Could you please explain this or give me some sources where i could find the derivation?

def compute_elo_mle_with_tie(
    df, SCALE=400, BASE=10, INIT_RATING=1000, sample_weight=None
):
    from sklearn.linear_model import LogisticRegression

    ptbl_a_win = pd.pivot_table(
        df[df["winner"] == "model_a"],
        index="model_a",
        columns="model_b",
        aggfunc="size",
        fill_value=0,
    )
    ptbl_tie = pd.pivot_table(
        df[df["winner"].isin(["tie", "tie (bothbad)"])],
        index="model_a",
        columns="model_b",
        aggfunc="size",
        fill_value=0,
    )
    ptbl_tie = ptbl_tie + ptbl_tie.T
    ptbl_b_win = pd.pivot_table(
        df[df["winner"] == "model_b"],
        index="model_a",
        columns="model_b",
        aggfunc="size",
        fill_value=0,
    )
    ptbl_win = ptbl_a_win * 2 + ptbl_b_win.T * 2 + ptbl_tie

    models = pd.Series(np.arange(len(ptbl_win.index)), index=ptbl_win.index)

    p = len(models)
    X = np.zeros([p * (p - 1) * 2, p])
    Y = np.zeros(p * (p - 1) * 2)

    cur_row = 0
    sample_weights = []
    for m_a in ptbl_win.index:
        for m_b in ptbl_win.columns:
            if m_a == m_b:
                continue
            # if nan skip
            if math.isnan(ptbl_win.loc[m_a, m_b]) or math.isnan(ptbl_win.loc[m_b, m_a]):
                continue
            X[cur_row, models[m_a]] = +math.log(BASE)
            X[cur_row, models[m_b]] = -math.log(BASE)
            Y[cur_row] = 1.0
            sample_weights.append(ptbl_win.loc[m_a, m_b])

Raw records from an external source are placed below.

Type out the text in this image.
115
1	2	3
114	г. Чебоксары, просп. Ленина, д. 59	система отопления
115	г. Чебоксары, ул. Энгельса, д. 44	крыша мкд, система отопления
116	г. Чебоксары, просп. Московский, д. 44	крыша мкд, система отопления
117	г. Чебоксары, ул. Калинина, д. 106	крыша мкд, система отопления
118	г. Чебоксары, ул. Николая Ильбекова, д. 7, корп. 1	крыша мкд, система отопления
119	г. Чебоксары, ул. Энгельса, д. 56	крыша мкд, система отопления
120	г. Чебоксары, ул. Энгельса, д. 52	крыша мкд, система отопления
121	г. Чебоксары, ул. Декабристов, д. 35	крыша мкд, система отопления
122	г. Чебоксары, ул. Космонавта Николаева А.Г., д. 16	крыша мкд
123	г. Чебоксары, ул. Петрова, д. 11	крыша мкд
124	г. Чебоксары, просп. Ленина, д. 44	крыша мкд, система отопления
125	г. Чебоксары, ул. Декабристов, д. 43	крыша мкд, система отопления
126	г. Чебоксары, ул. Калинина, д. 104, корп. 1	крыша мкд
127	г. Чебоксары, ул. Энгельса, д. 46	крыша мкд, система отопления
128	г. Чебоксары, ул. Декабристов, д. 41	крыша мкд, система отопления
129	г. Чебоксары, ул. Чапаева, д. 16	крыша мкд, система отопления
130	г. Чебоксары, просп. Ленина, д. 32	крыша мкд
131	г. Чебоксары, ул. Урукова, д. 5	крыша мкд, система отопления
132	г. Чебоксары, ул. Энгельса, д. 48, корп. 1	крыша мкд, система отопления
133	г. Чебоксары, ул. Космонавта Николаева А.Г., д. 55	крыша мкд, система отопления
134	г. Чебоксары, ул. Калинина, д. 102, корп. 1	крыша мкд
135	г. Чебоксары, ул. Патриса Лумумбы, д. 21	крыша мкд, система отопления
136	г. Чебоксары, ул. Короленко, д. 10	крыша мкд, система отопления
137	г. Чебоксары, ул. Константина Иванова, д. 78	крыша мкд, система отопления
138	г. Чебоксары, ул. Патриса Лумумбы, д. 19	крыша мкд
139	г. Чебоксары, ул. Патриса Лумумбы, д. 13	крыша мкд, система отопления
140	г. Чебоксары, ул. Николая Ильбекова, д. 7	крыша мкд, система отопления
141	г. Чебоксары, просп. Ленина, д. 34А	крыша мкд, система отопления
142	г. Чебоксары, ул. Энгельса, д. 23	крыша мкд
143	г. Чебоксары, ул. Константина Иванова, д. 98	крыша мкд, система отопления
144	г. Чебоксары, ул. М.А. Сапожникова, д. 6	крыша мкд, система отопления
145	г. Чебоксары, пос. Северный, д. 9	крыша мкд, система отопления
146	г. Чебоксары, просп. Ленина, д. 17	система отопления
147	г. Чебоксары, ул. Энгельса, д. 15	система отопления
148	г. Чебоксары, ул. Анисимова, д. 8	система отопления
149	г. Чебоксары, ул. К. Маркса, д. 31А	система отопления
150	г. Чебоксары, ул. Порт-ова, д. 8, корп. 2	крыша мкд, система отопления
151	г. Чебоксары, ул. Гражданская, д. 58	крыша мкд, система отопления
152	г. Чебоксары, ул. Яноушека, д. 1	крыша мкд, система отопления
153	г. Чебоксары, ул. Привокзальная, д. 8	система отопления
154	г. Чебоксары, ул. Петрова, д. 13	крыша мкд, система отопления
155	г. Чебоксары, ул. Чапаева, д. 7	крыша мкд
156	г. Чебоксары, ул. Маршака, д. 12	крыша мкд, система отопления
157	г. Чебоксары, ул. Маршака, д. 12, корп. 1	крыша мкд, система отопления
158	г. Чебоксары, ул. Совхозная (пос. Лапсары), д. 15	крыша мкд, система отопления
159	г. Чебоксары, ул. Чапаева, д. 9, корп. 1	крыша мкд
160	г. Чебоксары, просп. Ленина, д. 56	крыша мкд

            X[cur_row + 1, models[m_a]] = math.log(BASE)
            X[cur_row + 1, models[m_b]] = -math.log(BASE)
            Y[cur_row + 1] = 0.0
            sample_weights.append(ptbl_win.loc[m_b, m_a])
            cur_row += 2
    X = X[:cur_row]
    Y = Y[:cur_row]

    lr = LogisticRegression(fit_intercept=False, penalty=None)
    lr.fit(X, Y, sample_weight=sample_weights)
    elo_scores = SCALE * lr.coef_[0] + INIT_RATING
    if "mixtral-8x7b-instruct-v0.1" in models.index:
        elo_scores += 1114 - elo_scores[models["mixtral-8x7b-instruct-v0.1"]]
    return pd.Series(elo_scores, index=models.index).sort_values(ascending=False)

VityaVitalich avatar Aug 30 '24 07:08 VityaVitalich

I asked a related question earlier about the anchor model. Still waiting for response: https://github.com/lm-sys/FastChat/issues/3377

acylam avatar Sep 02 '24 03:09 acylam

@VityaVitalich I wrote a blog post which includes an explanation of this. The idea is that if you do an exponential reparameterization of the Bradley-Terry strength parameters, the probabilities can be expressed as the sigmoid of the difference in ratings. Then if you construct the X matrix such that each row has only two non-zero entries, with a 1 and a -1 and the competitor indices, then when you do the dot product of that row with the parameter vector (the ratings) it acts to just produce the difference between the two selected ratings.